Most
seasoned developers and database
administrators know that primary
key values should be intrinsically
meaningless. They exist for internal
use only as permanent record identifiers.
They really shouldn't be shown
to users.
By such reasoning,
the primary key of an Order record
should be completely arbitrary.
It shouldn't matter if it is "1234567" or "96b28a7b-a328-4bf3-95a0-06a29e45f582" (which
many of you recognize as the
string representation of a "Globally
Unique Identifier" or "Guid").
Our customers
- the end users of our applications
- are accustomed to referring
to Orders by a unique reference
number. Over the years, we've
trained them to like calling
an order by its number, "1234567".
Thus acclimated, they start to
expect that the next invoice
created will be numbered "1234568".
They start to worry if there
are gaps in the sequence - if
the order jumps to "1234570",
for example. "What happened to
'68' and '69' ?", they cry. They'll
have no patience at all for "96b28a7b-a328-4bf3-95a0-06a29e45f582" or
its successor, "81063553-6686-41f4-8b50-130a4deb444d".
Key
Misery
The customer
demand for an uninterrupted progression
of reference numbers is at cross
purposes with our need as developers
for programming flexibility and
primary key stability.
We want to
set a record's primary key upon
insertion and never change it
again. If the user creates a
temporary record and then deletes
it, we don't want to care that
we just burned the next id.
It's a dead
certainty that the customers'
affection for meaningful primary
keys is going to plague us. Next
thing you know, they're going
to ask us to fill in the sequence
gaps. Then they will want to
prepend the reference number
with the year of the order ("06-1234567")

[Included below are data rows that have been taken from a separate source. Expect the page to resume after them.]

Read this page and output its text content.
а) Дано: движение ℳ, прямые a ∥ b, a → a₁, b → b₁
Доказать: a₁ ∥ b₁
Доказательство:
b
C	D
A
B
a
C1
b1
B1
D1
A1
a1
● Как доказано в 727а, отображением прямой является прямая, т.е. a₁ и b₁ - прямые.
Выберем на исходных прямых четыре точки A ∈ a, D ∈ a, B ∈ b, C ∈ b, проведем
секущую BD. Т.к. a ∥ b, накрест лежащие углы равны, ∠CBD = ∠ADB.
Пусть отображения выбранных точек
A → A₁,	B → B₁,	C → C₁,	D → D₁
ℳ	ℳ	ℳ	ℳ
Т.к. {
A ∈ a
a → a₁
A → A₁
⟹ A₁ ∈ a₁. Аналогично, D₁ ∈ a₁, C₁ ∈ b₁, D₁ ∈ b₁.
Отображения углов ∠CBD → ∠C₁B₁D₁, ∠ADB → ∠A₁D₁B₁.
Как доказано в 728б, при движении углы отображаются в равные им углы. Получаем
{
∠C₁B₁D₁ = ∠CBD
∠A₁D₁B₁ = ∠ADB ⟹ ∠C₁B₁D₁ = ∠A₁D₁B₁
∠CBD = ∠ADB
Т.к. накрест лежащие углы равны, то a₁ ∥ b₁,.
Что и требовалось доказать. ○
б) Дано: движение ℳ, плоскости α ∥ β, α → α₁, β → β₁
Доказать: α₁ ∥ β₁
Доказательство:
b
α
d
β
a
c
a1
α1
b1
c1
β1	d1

and suffix it with the customer
initials ("06-1234567-IB"). If
the customer changes its name,
they will want us to update the
initials ("06-1234567-JC").
Did I mention
that the customer wants to sort
the orders by reference number?
Imagine the fun we'll have sorting
a string consisting of a mix
of alpha decorations and an integer
counter; one of my clients requires
that orders sort by integer value,
regardless of prefix, yielding
sequences such as "A23", "A123", "B124", "A1123".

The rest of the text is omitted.